Revisiting his two principles of managing and mitigating risk, Monaghan says that genomics combined with AI is already moving the needle from the concept of generic risk to specific and individualised risk. “Risk is as dynamic as you are,” he said.
According to Monaghan, the concept of dynamic risk is well accepted especially in aviation technology. “General Electric (GE) used to sell airplane engines and react to failure. Now they’re proactively monitoring those engines in real-time.
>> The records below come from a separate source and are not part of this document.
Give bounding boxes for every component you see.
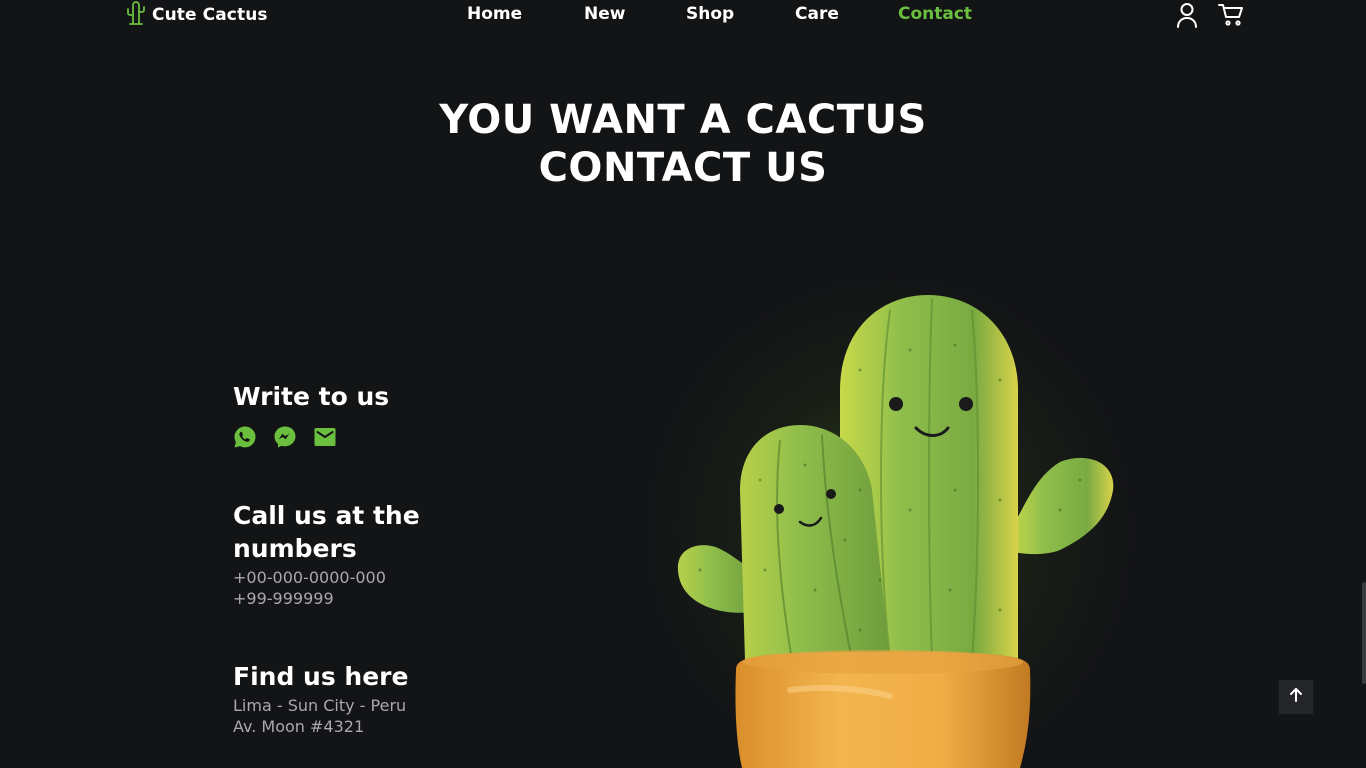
nav-shop[interactable]: Shop xyxy=(686,4,734,24)
site-header: Cute Cactus Home New Shop Care Contact xyxy=(0,0,1366,30)
address-line-2: Av. Moon #4321 xyxy=(233,717,365,736)
mail-icon[interactable] xyxy=(313,425,337,449)
arrow-up-icon xyxy=(1288,687,1304,707)
page-title: YOU WANT A CACTUS CONTACT US xyxy=(0,96,1366,192)
write-title: Write to us xyxy=(233,382,390,411)
find-section: Find us here Lima - Sun City - Peru Av. … xyxy=(233,660,408,737)
cactus-image xyxy=(677,295,1114,768)
main-nav: Home New Shop Care Contact xyxy=(0,4,1366,26)
page-scrollbar[interactable] xyxy=(1362,582,1366,684)
find-title: Find us here xyxy=(233,662,409,691)
messenger-icon[interactable] xyxy=(273,425,297,449)
title-line-1: YOU WANT A CACTUS xyxy=(439,97,927,143)
cactus-illustration xyxy=(560,250,1220,768)
nav-new[interactable]: New xyxy=(584,4,625,24)
phone-number-2: +99-999999 xyxy=(233,589,334,608)
call-title: Call us at the numbers xyxy=(233,501,420,563)
write-section: Write to us xyxy=(233,380,389,449)
cart-icon[interactable] xyxy=(1218,2,1244,28)
user-icon[interactable] xyxy=(1174,2,1200,28)
address-line-1: Lima - Sun City - Peru xyxy=(233,696,407,715)
nav-care[interactable]: Care xyxy=(795,4,839,24)
phone-number-1: +00-000-0000-000 xyxy=(233,568,386,587)
header-actions xyxy=(1174,2,1244,28)
nav-home[interactable]: Home xyxy=(467,4,522,24)
call-section: Call us at the numbers +00-000-0000-000 … xyxy=(233,499,453,609)
whatsapp-icon[interactable] xyxy=(233,425,257,449)
title-line-2: CONTACT US xyxy=(538,145,828,191)
nav-contact[interactable]: Contact xyxy=(898,4,972,24)
social-links xyxy=(233,425,389,449)
scroll-top-button[interactable] xyxy=(1279,680,1313,714)
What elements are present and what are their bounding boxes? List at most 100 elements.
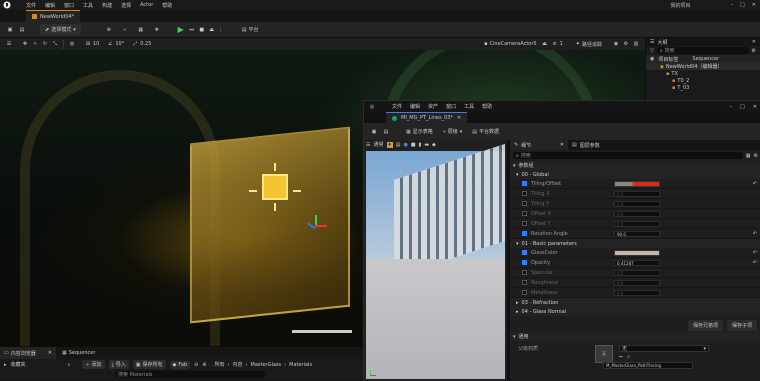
grid-snap-value[interactable]: 10 <box>93 41 99 47</box>
browse-arrow-icon[interactable]: ⇐ <box>619 354 623 360</box>
reset-icon[interactable]: ↶ <box>753 250 757 256</box>
close-icon[interactable]: ✕ <box>48 350 52 356</box>
menu-item[interactable]: 工具 <box>83 2 93 9</box>
outliner-row[interactable]: ▪ T0_2 <box>646 77 760 84</box>
settings-icon[interactable]: ⚙ <box>752 48 756 54</box>
breadcrumb-item[interactable]: 所有 <box>214 361 224 368</box>
save-child-button[interactable]: 保存子项 <box>726 320 757 331</box>
details-tab[interactable]: ✎ 细节 ✕ <box>510 140 568 150</box>
menu-item[interactable]: 构建 <box>102 2 112 9</box>
menu-item[interactable]: 窗口 <box>446 103 456 110</box>
play-icon[interactable]: ▶ <box>175 25 187 34</box>
close-icon[interactable]: ✕ <box>560 142 564 148</box>
parent-dropdown[interactable]: 无 ▾ <box>619 345 709 352</box>
cylinder-icon[interactable]: ▮ <box>419 142 422 148</box>
browse-icon[interactable]: ▤ <box>380 129 392 135</box>
show-table-button[interactable]: ▦ 显示表格 <box>406 128 433 136</box>
add-actor-icon[interactable]: ⊕ <box>101 27 117 33</box>
param-group-header[interactable]: ▾ 01 - Basic parameters <box>510 239 760 248</box>
outliner-row[interactable]: ▪ T_03 <box>646 84 760 91</box>
param-group-header[interactable]: ▾ 00 - Global <box>510 170 760 179</box>
scale-icon[interactable]: ⤡ <box>50 41 60 47</box>
material-tab[interactable]: MI_MG_PT_Lines_03* ✕ <box>386 112 468 123</box>
details-search-input[interactable]: ⌕ 搜索 <box>513 152 743 159</box>
menu-item[interactable]: 选择 <box>121 2 131 9</box>
override-checkbox[interactable] <box>522 231 527 236</box>
modes-icon[interactable]: ❖ <box>149 27 165 33</box>
visibility-icon[interactable]: ◉ <box>650 56 654 62</box>
close-icon[interactable]: ✕ <box>457 115 461 121</box>
minimize-icon[interactable]: – <box>731 2 734 8</box>
color-swatch[interactable] <box>614 249 660 256</box>
cube-icon[interactable]: ■ <box>411 142 416 148</box>
step-icon[interactable]: ⏭ <box>187 27 197 33</box>
platform-data-button[interactable]: ▤ 平台数据 <box>472 128 499 136</box>
sequencer-tab[interactable]: ▦ Sequencer <box>62 350 95 356</box>
override-checkbox[interactable] <box>522 201 527 206</box>
scale-snap-value[interactable]: 0.25 <box>140 41 151 47</box>
import-button[interactable]: ⤓ 导入 <box>108 360 129 369</box>
gizmo[interactable] <box>305 215 327 237</box>
speed-icon[interactable]: ≡ <box>550 41 560 47</box>
viewport-menu-icon[interactable]: ☰ <box>366 142 370 148</box>
search-icon[interactable]: ⌕ <box>68 362 71 368</box>
general-header[interactable]: ▾ 通用 <box>510 332 760 341</box>
override-checkbox[interactable] <box>522 250 527 255</box>
outliner-row[interactable]: ◆ NewWorld04（编辑器） <box>646 63 760 70</box>
parent-asset-field[interactable]: M_MasterGlass_PathTracing <box>603 361 693 369</box>
param-value-field[interactable]: 0.41287 <box>614 259 660 266</box>
param-value-field[interactable]: 0.0 <box>614 279 660 286</box>
lock-icon[interactable]: ⏏ <box>540 41 550 47</box>
override-checkbox[interactable] <box>522 211 527 216</box>
param-value-field[interactable]: 0.0 <box>614 220 660 227</box>
menu-item[interactable]: 文件 <box>392 103 402 110</box>
angle-snap-icon[interactable]: ∠ <box>105 41 115 47</box>
reset-icon[interactable]: ↶ <box>753 260 757 266</box>
outliner-row[interactable]: ▪ TX <box>646 70 760 77</box>
sequencer-tab[interactable]: Sequencer <box>692 56 719 62</box>
breadcrumb-item[interactable]: Materials <box>289 362 312 368</box>
grid-view-icon[interactable]: ▦ <box>746 153 751 159</box>
platforms-button[interactable]: ▤ 平台 <box>239 25 262 34</box>
breadcrumb-item[interactable]: 内容 <box>232 361 242 368</box>
override-checkbox[interactable] <box>522 260 527 265</box>
transform-icon[interactable]: ✥ <box>20 41 30 47</box>
filter-icon[interactable]: ▽ <box>650 48 654 54</box>
close-icon[interactable]: ✕ <box>752 2 756 8</box>
cinematics-icon[interactable]: ▦ <box>133 27 149 33</box>
directional-light-icon[interactable] <box>262 174 288 200</box>
parent-thumbnail[interactable]: 无 <box>595 345 613 363</box>
grid-snap-icon[interactable]: ⊞ <box>83 41 93 47</box>
level-tab[interactable]: NewWorld04* <box>26 10 81 22</box>
preview-options-icon[interactable]: ▤ <box>396 142 401 148</box>
param-group-header[interactable]: ▸ 03 - Refraction <box>510 298 760 307</box>
rotate-icon[interactable]: ↻ <box>40 41 50 47</box>
reset-icon[interactable]: ↶ <box>753 181 757 187</box>
save-sibling-button[interactable]: 保存兄弟项 <box>687 320 723 331</box>
viewport-menu-icon[interactable]: ☰ <box>4 41 14 47</box>
save-all-button[interactable]: ▣ 保存所有 <box>132 360 166 369</box>
menu-item[interactable]: Actor <box>140 2 153 8</box>
eject-icon[interactable]: ⏏ <box>207 27 217 33</box>
layer-params-tab[interactable]: ▤ 图层参数 <box>568 142 604 149</box>
override-checkbox[interactable] <box>522 280 527 285</box>
maximize-icon[interactable]: □ <box>740 104 745 110</box>
content-search-input[interactable]: 搜索 Materials <box>115 371 265 378</box>
override-checkbox[interactable] <box>522 181 527 186</box>
save-icon[interactable]: ▣ <box>368 129 380 135</box>
param-group-header[interactable]: ▸ 04 - Glass Normal <box>510 307 760 316</box>
menu-item[interactable]: 文件 <box>26 2 36 9</box>
menu-item[interactable]: 帮助 <box>482 103 492 110</box>
menu-item[interactable]: 资产 <box>428 103 438 110</box>
param-value-field[interactable]: 90.0 <box>614 230 660 237</box>
camera-actor-button[interactable]: ▪ CineCameraActor5 <box>481 41 539 47</box>
settings-icon[interactable]: ⚙ <box>754 153 758 159</box>
menu-item[interactable]: 编辑 <box>410 103 420 110</box>
outliner-search-input[interactable]: ⌕ 搜索 <box>656 47 749 54</box>
breadcrumb-item[interactable]: MasterGlass <box>251 362 282 368</box>
favorites-label[interactable]: 收藏夹 <box>11 361 26 368</box>
angle-snap-value[interactable]: 10° <box>115 41 124 47</box>
plane-icon[interactable]: ▬ <box>424 142 429 148</box>
settings-icon[interactable]: ⚙ <box>621 41 631 47</box>
close-icon[interactable]: ✕ <box>753 104 757 110</box>
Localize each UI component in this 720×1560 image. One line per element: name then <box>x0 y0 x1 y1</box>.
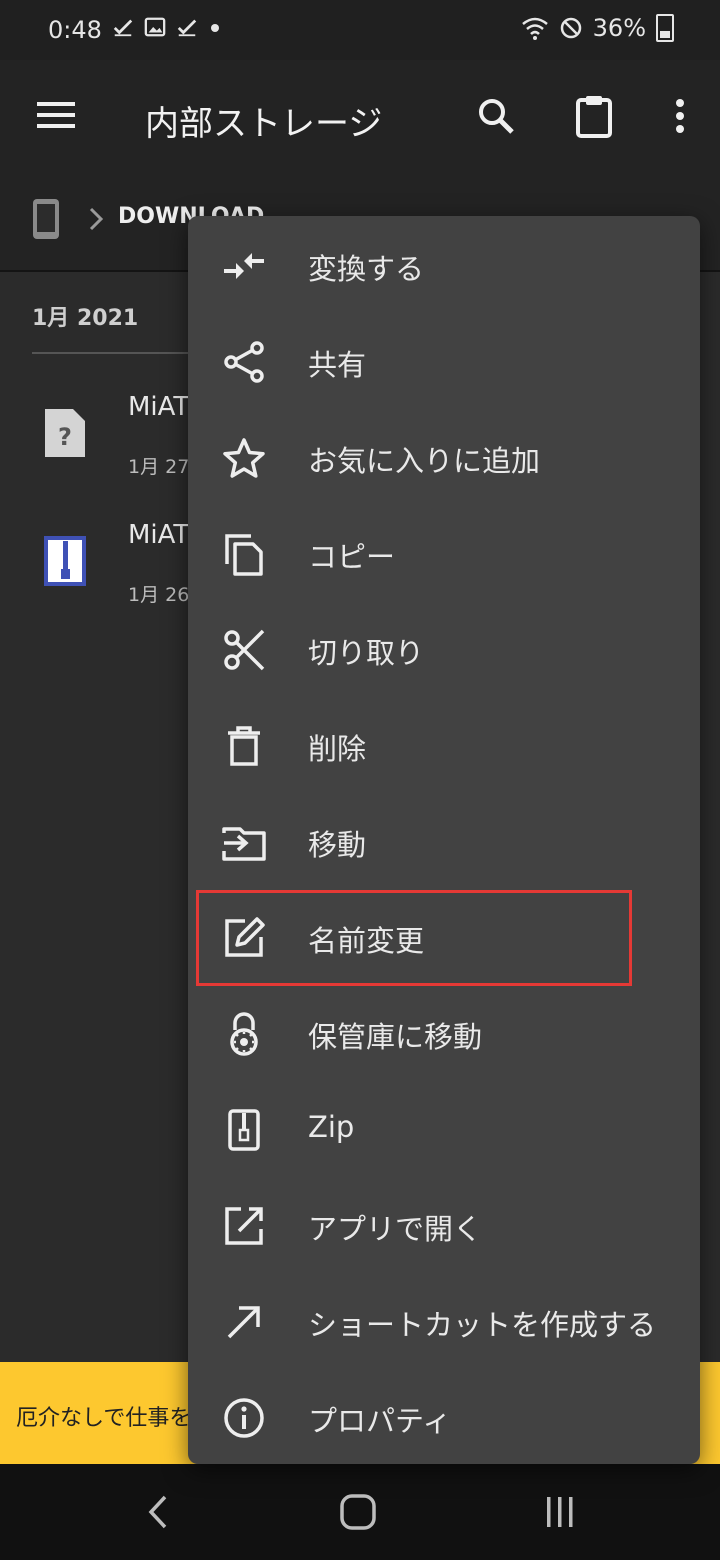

Why wouldn’t you want to monitor yourself?”
Monaghan believes that the ubiquity of genomics will transform the importance of diagnostics. “Being continuously connected to diagnostics is definitely one of the mega trends. If you have a heart attack, do you really want to wait 30 minutes to get treatment? If you catch it really early, which we can do today and in fact predict it, your chances of survival skyrocket,” he said.
But how do we maintain the privacy and integrity of all this sensitive patient data? “I think individuals should own their own data 100%. This is why I’m a huge fan of blockchain. I think being able to put individuals in control of their own data to take it where they want to, to be able to give it over, and also withdraw that information if you don’t prove trustworthy with it, is the right way to go,” he said.
Monaghan provides an illustrative example of ways that people could use their health data. Take a person with cancer. From an insurance perspective, what reinsurance does is redistribute financial risk around this eventuality.
“Why shouldn’t I be able to, for instance, sell cancer risks to a diagnostic or device company who could manage that cost down as a business? Shouldn’t the customer have the right over whether that happens? I think they should,” he said. Ultimately, healthcare needs to learn from customer and end-user focus of technology companies.
It also needs to overcome the resistance from the more traditional sections of the industry and find ways to collaborate with regulatory bodies. There is a tendency, he said, to be passive and treat regulators as prohibitionists. “You really need to engage and point out those deficiencies in a much more open dialogue with regulators. This is also why many regulators are building sandboxes – essentially closed testing environments to safely test new technology and business models. This is a powerful approach,” he said.
Monaghan finds it interesting that technology can replace a restricted view with a much more granular view. However, this view requires a different lens. He gives the example of pharmacogenomics: “Some of the FDA-approved assessments will tell you today that 40% of the drugs that you ingest are either inappropriate or ineffective, or perhaps harmful for your genotype. If you look at this through the old lens, there will be resistance. If you assess it through the new lens, you’ll actually look at how you can better utilise this sort of technology to drive better outcomes.”
The interdisciplinary sharing of systems-level best practice will be essential to driving better healthcare outcomes, according to Monaghan. As our region faces significant growth opportunities coupled with challenges in diagnosis, delivery and access, continuing to look outside of the healthcare silo will become an important exercise for decision makers.